Atrial fibrosis, one common pathological remodeling of left atria, contributes to the development of AF [15]. Atrial fibrosis builds a substrate for AF, which could perturb anisotropic conduction, decrease conduction velocities, and lead to reentry circuits [1]. Fibrosis may be another link between AF and endothelin-1. Mayyas, et al. have demonstrated the association of endothelin-1 with platelet derived growth factor (PDGF) and connective tissue growth factor (CTGF) [4]. Both of PDGF [16] and CTGF [17] signaling pathways have been reported to be involved in the cardiac fibrosis development. Moreover, the relationship of endothelin-1 and collagen accumulation was also identified by the analysis of Masson’s trichrome stained sections [4]. Therefore, we conclude that endothelin-1 could be an important modulator of cardiac fibrosis. In HCM, plasma big endothelin-1 has been reported to be in positive correlation with late gadolinium enhancement on magnetic resonance imaging [7]. The important role of endothelin-1 in fibrosis development could be another mechanism of POAF since atrial fibrosis is another prominent cause of AF.

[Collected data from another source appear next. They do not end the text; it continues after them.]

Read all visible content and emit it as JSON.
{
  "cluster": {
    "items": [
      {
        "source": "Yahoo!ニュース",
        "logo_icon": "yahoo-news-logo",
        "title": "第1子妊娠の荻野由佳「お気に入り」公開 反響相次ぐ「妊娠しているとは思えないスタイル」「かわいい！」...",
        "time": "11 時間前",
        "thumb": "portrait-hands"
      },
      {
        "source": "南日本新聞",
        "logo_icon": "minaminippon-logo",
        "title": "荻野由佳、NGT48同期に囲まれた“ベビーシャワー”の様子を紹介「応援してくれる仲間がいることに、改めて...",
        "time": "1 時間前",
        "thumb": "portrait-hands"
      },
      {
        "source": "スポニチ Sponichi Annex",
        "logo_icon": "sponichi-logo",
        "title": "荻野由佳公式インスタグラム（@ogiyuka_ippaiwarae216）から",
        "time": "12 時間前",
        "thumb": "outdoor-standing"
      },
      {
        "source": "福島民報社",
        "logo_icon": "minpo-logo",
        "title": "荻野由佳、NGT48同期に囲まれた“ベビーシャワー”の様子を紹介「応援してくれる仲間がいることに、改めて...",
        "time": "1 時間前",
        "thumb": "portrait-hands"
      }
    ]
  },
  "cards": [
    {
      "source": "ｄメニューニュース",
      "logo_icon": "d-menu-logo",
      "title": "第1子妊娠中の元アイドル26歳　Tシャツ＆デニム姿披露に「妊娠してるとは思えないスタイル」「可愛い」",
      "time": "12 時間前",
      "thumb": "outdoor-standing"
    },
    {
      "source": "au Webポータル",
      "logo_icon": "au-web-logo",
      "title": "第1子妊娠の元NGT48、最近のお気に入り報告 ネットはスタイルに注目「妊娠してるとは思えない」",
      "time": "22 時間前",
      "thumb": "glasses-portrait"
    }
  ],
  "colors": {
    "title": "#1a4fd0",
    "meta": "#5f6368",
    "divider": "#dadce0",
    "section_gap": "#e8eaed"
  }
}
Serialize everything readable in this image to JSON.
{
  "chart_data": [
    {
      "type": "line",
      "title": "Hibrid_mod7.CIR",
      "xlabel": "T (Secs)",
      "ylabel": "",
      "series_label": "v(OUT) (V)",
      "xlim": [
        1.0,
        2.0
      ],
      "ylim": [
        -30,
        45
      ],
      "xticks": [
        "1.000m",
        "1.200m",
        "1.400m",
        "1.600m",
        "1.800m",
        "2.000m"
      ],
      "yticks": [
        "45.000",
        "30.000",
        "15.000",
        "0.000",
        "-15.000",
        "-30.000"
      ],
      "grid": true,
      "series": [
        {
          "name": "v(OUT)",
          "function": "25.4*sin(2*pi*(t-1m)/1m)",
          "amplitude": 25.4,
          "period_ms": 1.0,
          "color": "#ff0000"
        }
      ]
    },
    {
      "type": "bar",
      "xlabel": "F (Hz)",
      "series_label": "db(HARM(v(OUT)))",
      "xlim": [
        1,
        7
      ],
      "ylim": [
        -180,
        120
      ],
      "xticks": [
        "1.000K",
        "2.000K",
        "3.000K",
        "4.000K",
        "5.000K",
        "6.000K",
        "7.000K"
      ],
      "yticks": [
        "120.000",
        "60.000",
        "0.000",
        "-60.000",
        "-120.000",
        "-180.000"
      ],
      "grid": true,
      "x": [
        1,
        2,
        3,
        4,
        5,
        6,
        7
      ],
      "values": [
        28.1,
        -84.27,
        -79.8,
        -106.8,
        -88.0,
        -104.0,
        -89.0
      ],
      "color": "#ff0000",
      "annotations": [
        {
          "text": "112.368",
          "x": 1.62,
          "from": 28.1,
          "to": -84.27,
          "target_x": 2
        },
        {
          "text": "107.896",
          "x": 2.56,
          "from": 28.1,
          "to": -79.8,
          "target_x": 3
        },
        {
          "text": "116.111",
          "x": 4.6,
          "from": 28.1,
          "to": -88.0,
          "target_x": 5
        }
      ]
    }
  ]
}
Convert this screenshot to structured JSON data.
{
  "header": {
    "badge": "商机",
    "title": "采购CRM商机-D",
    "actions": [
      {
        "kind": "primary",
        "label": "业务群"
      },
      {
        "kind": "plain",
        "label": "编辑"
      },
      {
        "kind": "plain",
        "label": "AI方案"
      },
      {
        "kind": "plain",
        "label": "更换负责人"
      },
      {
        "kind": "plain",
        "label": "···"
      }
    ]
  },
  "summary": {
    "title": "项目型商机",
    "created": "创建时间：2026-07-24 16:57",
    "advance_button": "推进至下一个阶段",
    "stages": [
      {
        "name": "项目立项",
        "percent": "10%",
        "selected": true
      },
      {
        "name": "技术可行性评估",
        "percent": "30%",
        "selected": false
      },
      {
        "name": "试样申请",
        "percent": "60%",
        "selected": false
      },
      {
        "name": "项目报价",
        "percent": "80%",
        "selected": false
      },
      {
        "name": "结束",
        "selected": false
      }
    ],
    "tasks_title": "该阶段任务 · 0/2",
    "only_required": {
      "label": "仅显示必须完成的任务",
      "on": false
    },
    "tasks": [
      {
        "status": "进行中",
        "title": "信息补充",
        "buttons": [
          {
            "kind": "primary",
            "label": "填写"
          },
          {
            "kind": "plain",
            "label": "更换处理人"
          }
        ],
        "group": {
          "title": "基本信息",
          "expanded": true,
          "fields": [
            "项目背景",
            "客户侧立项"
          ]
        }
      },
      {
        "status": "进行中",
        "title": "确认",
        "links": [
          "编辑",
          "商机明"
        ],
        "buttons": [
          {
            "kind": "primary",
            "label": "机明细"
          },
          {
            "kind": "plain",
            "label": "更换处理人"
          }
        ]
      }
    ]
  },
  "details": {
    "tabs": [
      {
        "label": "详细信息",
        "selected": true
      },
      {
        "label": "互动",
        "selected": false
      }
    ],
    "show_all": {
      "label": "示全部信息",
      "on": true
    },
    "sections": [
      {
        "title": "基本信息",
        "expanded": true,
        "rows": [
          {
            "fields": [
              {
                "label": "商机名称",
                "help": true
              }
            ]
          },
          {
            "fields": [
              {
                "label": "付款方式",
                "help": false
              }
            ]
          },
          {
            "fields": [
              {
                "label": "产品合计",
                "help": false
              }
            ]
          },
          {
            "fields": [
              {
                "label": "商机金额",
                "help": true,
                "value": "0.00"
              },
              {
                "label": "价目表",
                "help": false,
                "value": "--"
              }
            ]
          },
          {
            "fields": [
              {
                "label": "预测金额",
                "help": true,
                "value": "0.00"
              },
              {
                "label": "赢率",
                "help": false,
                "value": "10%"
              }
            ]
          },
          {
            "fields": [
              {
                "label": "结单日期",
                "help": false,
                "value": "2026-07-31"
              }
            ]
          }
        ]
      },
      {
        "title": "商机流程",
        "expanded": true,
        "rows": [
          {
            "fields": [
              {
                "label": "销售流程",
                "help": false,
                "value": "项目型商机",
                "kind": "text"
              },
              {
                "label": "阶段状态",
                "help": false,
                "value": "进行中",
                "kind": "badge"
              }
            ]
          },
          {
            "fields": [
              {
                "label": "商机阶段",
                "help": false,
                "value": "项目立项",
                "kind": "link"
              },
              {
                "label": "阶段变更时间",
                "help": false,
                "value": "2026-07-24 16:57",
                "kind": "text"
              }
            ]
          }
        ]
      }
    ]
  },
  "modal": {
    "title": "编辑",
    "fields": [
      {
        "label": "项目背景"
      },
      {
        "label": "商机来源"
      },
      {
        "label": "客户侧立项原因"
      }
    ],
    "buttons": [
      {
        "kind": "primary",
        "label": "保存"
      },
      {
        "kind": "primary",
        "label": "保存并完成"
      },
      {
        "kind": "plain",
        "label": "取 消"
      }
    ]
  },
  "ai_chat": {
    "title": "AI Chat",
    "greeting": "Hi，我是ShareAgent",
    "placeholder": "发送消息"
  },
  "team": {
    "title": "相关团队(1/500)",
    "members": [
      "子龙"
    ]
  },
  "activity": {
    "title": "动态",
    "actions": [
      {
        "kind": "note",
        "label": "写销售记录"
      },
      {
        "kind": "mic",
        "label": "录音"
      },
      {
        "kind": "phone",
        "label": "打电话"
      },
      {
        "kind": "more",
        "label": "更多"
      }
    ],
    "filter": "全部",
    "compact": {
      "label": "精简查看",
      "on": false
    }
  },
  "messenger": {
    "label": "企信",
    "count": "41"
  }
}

In the addition to promoting atrial dilatation and cardiac fibrosis, endothelin-1 could cause POAF through many other pathways. In mammalian models, endothelin-1 suppresses electrical excitability of the heart by inhibiting the L-type calcium current and activating the muscarinic potassium current [18]. Besides, plasma endothelin-1 levels have been reported to be positively correlated with high-sensitivity C-reactive protein which is a marker of inflammation [19]. Inflammatory response was also associated with AF and the development of new-onset AF after cardiac surgery [20].

Although the exact role of endothelin system in the occurrence of POAF, we found that elevated plasma big endothelin-1 level was the independent predictor of POAF in HCM patients who underwent surgical septal myectomy. Preoperative measurement of big endothelin-1 may help in the risk stratification of POAF for patients with HOCM who desired to undergo surgical septal myectomy. Furthermore, more studies might be needed to investigate the role of medical strategies protecting endothelin-1 levels in POAF prevention in the future.

Limitations

Our study has several limitations. First, the study was conducted retrospectively in a single tertiary center. Therefore, this work might have selecting bias. Second, the assessment of related biomarkers including brain natriuretic peptide is very meaningful, but we cannot get all the information of the additional biomarkers. Third, the number of our patients was limited. This might partly explain why some factors which have been illustrated to be significantly related to AF were not statistically significant in this study. Therefore, a prospective, multicenter, and large sample size study are needed.

Conclusions

An elevated preoperative plasma big endothelin-1 level is an independent predictor of POAF in HOCM patients undergoing surgical septal myectomy. Our data provide additional predictors of POAF in patients undergo septal myectomy.